Equality of Opportunity and Investment in Creditworthiness
Equality of Opportunity and Investment in Creditworthiness
The Community Reinvestment Act (CRA) was enacted in 1977. Its vague provisions initially resulted in only modest enforcement efforts by regulators, and the law received scant attention from academics. The CRA was reinvigorated in the late 1980s. The change occurred in part when the statute was amended in 1989, notably by requiring banks' CRA ratings to be disclosed publicly. Perhaps just as importantly, the change occurred as regulators made enforcement of the Act a higher priority, both before and especially after the election of President Clinton in 1992.' This second incarnation of the CRA has created a furor in the banking community and has attracted a rapidly growing body of academic literature.The time is thus opportune for a critical examination of the CRA, as Professor A. Brooke Overby performs in The Community Reinvestment Act Reconsidered.' In this short Paper, I cannot comment on many of the interesting and provocative points made in Overby's article. Instead, I will consider some implications of two of her points.

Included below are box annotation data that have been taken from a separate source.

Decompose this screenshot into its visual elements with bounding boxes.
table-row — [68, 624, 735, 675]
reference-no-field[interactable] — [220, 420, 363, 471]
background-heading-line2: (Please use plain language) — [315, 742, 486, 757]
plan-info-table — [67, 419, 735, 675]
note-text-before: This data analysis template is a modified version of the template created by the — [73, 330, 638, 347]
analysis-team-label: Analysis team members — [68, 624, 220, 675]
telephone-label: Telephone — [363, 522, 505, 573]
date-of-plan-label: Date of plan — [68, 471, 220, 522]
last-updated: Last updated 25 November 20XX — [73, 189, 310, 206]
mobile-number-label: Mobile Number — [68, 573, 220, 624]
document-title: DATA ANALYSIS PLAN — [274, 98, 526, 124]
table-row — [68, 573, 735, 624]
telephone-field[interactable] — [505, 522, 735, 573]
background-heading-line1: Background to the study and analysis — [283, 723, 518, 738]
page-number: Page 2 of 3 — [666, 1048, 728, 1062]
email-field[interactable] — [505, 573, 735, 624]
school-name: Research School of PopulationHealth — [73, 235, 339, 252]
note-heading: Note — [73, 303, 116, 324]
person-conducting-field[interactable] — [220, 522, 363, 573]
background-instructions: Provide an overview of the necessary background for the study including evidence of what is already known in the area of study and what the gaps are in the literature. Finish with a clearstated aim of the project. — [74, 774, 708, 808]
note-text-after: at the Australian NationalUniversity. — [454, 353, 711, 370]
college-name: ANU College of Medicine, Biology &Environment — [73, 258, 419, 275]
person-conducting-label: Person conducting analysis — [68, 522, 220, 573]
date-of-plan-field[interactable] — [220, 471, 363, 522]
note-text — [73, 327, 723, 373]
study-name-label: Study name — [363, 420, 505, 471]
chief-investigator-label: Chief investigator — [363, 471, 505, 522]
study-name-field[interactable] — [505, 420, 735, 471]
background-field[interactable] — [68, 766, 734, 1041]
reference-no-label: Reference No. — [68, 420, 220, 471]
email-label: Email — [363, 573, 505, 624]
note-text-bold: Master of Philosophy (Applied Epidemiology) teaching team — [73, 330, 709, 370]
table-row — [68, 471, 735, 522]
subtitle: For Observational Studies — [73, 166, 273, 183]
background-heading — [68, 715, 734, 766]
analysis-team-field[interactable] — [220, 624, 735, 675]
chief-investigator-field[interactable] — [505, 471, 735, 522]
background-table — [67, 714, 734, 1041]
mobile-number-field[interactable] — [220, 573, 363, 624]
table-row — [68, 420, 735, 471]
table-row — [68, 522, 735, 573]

First, Overby makes the linguistically surprising argument that the CRA "has little, if anything, to do with 'community.'" Overby's examination of the legislative history shows that the CRA as introduced was targeted especially at disinvestment, which occurs when the deposits taken from a community are not invested back into that community. Overby shows how these disinvestment provisions were largely stripped from the law as enacted." The CRA can thus plausibly be understood as primarily directed toward the problem of redlining, which occurs when banks or other lenders refuse to loan based on the neighborhood, rather than on the characteristics of a particular borrower.